Para combatir la crisis en la ciudad se realizaron cuatro importantes asambleas. Dos, protagonizadas por las «fuerzas vivas», en el Ayuntamiento de Zaragoza (en las que participaron las primeras autoridades, representantes de los sindicatos obreros y de la patronal, colegios profesionales, Banca, Universidad, etc.), y otras dos, promovidas por la CNT (pero con participación de representantes del Frente Popular), en la plaza de toros de Zaragoza, adoptándose como principales medidas contra el paro la realización de 500 casas baratas, la prolongación de la calle de la Yedra (actual San Vicente de Paúl) y del paseo de la Independencia, la continuación de las obras de la Ciudad universitaria o la construcción de un muro de protección en la margen izquierda del Ebro. En el medio rural, la lucha contra la crisis fue combatida con arrojo, pero con una terrible escasez de medios, y en ella se vieron implicados los ediles, los diputados del Frente Popular, el gobernador Vera Coronel, los diputados provinciales y las organizaciones obreras. Las medidas ensayadas fueron de lo más variopinto: subidas de las contribuciones, reparto de parcelas municipales entre los más necesitados, construcción de una vasta red de caminos provinciales o aceleración de los procesos de aplicación de la reforma agraria o del rescate de bienes comunales.

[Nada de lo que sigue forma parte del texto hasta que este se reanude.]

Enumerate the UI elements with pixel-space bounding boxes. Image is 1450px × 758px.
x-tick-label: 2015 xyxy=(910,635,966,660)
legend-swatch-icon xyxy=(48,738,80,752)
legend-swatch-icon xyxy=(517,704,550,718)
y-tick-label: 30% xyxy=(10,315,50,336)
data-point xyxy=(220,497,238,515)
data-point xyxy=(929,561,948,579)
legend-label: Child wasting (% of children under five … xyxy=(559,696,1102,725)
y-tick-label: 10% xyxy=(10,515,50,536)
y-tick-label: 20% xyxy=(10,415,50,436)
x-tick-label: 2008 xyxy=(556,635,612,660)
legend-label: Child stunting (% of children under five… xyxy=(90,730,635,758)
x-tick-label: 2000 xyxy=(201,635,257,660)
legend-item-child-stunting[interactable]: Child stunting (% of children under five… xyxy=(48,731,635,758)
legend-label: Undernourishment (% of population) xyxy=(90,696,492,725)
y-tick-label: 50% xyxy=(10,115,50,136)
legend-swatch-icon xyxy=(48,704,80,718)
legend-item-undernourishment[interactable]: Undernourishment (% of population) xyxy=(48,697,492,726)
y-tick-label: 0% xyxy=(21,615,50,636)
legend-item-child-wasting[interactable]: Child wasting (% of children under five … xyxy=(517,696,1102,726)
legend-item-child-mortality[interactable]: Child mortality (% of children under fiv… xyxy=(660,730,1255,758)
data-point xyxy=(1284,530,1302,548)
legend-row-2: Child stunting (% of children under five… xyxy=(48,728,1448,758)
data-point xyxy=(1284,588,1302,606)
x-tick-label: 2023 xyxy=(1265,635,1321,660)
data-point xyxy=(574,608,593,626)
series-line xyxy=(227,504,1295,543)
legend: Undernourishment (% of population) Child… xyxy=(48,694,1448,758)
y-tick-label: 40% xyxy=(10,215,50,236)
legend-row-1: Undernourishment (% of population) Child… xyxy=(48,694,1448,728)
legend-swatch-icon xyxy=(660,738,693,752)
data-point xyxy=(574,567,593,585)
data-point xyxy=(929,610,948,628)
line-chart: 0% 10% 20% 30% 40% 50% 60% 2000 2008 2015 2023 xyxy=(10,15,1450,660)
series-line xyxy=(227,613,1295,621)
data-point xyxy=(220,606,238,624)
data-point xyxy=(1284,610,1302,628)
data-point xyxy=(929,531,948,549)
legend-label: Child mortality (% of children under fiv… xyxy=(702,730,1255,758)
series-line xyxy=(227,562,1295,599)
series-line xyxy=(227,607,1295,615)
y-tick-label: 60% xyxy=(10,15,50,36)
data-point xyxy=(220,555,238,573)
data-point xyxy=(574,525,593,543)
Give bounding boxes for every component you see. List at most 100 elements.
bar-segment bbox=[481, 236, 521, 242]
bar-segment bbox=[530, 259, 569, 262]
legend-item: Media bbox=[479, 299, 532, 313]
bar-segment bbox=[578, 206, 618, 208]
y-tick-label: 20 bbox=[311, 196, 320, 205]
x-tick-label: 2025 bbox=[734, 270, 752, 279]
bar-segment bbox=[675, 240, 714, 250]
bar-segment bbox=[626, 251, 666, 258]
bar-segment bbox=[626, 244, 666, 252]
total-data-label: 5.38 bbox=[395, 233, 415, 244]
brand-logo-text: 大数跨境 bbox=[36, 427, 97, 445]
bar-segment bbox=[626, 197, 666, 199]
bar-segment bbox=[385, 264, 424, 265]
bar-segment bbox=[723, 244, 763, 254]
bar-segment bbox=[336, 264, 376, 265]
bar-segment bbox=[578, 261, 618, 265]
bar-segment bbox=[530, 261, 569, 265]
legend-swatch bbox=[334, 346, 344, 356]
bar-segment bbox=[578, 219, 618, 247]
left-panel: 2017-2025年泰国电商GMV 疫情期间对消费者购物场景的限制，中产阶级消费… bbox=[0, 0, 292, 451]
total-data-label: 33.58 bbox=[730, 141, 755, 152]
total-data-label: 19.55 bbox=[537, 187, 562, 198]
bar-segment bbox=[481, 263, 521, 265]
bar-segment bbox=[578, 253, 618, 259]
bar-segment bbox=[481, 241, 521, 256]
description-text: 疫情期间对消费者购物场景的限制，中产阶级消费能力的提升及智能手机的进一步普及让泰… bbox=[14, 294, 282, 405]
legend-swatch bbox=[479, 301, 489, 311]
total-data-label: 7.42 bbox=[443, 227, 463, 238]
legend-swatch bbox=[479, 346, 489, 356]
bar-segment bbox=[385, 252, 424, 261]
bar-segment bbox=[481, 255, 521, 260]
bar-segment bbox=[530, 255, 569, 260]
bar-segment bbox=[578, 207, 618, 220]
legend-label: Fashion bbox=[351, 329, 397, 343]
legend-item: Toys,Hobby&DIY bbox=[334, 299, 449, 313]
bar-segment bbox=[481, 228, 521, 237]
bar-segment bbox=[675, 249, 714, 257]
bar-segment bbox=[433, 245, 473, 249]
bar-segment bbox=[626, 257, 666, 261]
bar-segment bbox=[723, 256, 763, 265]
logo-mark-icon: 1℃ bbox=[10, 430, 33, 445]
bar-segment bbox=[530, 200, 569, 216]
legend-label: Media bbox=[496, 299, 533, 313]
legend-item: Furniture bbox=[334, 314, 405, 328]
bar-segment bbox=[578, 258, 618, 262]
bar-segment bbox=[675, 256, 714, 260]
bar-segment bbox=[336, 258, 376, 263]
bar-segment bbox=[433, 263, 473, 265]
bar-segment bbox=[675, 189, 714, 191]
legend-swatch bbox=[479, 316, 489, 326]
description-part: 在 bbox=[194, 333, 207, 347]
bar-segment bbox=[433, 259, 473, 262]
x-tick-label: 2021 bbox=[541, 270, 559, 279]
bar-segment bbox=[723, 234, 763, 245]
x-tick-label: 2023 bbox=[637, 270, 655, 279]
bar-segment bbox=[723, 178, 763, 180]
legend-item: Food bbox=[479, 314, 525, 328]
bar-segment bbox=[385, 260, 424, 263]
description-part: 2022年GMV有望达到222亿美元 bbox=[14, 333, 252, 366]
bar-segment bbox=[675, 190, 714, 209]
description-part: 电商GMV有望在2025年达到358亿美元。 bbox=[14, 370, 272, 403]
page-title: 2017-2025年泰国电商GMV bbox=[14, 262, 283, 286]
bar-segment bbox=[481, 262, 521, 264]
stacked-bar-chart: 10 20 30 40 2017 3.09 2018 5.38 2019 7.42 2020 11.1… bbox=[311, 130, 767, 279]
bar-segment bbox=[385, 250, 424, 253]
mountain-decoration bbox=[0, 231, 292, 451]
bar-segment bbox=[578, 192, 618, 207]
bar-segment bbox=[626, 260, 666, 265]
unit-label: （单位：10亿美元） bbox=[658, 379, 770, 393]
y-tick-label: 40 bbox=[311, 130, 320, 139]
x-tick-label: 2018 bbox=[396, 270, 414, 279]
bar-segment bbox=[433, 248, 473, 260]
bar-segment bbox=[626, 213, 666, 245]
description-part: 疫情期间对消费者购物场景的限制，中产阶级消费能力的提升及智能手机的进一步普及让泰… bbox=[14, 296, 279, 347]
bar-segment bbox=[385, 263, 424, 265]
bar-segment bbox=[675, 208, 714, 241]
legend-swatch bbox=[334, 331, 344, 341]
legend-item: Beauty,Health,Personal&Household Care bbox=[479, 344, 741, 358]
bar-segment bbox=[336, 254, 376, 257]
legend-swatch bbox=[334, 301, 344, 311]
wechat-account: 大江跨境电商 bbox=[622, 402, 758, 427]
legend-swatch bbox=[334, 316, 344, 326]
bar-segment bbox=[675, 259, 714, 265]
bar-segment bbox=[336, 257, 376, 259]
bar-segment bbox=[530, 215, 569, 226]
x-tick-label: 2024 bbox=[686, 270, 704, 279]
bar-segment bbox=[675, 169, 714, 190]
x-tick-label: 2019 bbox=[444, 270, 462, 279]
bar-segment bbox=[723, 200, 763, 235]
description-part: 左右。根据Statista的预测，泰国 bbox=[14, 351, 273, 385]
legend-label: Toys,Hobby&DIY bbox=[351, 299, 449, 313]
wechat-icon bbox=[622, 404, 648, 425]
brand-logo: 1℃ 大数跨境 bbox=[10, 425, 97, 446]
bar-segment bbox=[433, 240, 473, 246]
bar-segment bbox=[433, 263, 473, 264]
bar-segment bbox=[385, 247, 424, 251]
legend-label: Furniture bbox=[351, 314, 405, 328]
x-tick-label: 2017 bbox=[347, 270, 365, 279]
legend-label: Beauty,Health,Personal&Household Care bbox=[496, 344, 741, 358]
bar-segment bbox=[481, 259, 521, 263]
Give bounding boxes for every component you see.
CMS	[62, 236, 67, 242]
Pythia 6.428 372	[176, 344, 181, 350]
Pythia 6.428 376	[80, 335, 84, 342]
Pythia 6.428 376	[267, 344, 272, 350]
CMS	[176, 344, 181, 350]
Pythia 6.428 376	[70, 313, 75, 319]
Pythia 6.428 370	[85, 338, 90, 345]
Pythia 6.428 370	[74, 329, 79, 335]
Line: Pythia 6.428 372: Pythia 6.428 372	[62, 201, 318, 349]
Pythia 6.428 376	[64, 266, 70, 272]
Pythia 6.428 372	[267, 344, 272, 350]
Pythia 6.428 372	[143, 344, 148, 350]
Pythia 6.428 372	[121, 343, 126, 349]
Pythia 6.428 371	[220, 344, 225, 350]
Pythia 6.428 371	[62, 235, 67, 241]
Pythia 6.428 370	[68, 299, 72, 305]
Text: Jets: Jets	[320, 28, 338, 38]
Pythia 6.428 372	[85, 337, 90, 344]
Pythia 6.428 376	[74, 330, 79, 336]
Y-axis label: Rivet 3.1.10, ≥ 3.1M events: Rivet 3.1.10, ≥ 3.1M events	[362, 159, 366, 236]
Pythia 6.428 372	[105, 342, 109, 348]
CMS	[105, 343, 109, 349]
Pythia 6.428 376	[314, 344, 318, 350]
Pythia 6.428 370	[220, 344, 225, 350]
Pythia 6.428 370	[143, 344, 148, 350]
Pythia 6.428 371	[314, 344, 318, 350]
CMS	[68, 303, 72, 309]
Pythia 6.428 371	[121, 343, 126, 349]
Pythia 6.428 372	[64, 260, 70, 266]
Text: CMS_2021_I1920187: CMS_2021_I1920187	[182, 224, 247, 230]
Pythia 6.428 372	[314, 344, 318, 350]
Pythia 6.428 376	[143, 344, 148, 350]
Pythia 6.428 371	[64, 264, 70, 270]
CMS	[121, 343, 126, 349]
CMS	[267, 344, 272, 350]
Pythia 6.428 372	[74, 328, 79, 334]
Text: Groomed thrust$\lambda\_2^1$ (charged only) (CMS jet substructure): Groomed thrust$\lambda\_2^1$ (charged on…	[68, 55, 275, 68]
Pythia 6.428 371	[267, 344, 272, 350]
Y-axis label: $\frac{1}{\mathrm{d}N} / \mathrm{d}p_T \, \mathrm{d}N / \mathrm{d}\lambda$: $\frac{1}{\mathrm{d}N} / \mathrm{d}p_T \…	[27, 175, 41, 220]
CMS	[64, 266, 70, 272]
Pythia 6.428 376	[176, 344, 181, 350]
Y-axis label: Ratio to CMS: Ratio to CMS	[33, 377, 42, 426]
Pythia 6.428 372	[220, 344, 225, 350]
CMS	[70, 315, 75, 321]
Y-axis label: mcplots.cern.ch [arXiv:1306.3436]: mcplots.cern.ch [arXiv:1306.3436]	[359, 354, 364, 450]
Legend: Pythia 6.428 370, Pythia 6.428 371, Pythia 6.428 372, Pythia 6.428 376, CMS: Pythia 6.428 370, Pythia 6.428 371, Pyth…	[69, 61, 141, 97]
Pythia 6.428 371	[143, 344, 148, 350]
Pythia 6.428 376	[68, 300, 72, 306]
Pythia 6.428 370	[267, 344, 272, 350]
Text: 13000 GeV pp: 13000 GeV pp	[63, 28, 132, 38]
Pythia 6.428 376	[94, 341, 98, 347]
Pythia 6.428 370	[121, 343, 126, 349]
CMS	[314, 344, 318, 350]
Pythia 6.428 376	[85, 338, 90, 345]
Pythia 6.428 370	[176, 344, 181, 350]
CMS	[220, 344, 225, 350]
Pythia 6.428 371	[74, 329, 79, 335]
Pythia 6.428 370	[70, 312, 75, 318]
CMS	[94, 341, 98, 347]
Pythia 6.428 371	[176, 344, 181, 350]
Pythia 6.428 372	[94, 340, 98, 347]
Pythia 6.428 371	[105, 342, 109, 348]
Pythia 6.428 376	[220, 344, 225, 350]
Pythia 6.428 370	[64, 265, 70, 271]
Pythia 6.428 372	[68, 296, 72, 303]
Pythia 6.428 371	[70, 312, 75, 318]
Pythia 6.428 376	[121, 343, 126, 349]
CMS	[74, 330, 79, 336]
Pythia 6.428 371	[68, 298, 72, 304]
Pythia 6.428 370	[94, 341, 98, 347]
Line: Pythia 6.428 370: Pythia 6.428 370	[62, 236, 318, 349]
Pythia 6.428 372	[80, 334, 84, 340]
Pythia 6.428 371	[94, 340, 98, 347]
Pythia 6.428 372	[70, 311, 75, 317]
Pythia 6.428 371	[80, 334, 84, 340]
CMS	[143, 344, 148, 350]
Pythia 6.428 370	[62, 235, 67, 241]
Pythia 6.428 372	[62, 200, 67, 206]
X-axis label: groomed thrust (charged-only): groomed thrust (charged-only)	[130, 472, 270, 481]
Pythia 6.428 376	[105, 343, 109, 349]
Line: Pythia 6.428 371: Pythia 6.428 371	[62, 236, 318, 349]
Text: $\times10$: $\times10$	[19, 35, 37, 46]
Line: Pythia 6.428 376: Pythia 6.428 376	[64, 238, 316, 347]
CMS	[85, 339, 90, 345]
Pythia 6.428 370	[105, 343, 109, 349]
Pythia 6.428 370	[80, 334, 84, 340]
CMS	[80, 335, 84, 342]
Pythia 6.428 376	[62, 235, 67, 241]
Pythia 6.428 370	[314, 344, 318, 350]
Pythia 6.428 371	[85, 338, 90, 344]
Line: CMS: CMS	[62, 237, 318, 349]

Pero, sin embargo, como ya indico en la Introducción del libro, hubo poco, muy poco tiempo para resultados, ya que las Cortes tardaron mes y medio en constituirse, debido al complicado proceso de aprobación de las actas de diputados; y las iniciativas emprendidas contra la crisis, tanto desde las instancias regionales y provinciales como desde el Gobierno, necesitaban de algunos meses más para su materialización. Necesitaban algo más que esos cinco meses de cortesía que la «oposición» (entre comillas) otorgó al Frente Popular.

En la madrugada del 19 de julio, el taimado general Cabanellas, el masón que días antes del golpe fascista había realizado vehementes muestras de adhesión al régimen republicano, por medio de una «moción de censura» un tanto sui géneris (el bando de guerra), proponía otra forma de hacer política, otra forma de lucha contra la crisis social: contra el paro, Movimiento. Movimiento Nacional, por supuesto.

A partir de entonces, desdichadamente, la razón en marcha daría paso a la marcha de la sinrazón. Pero esa ya es otra historia.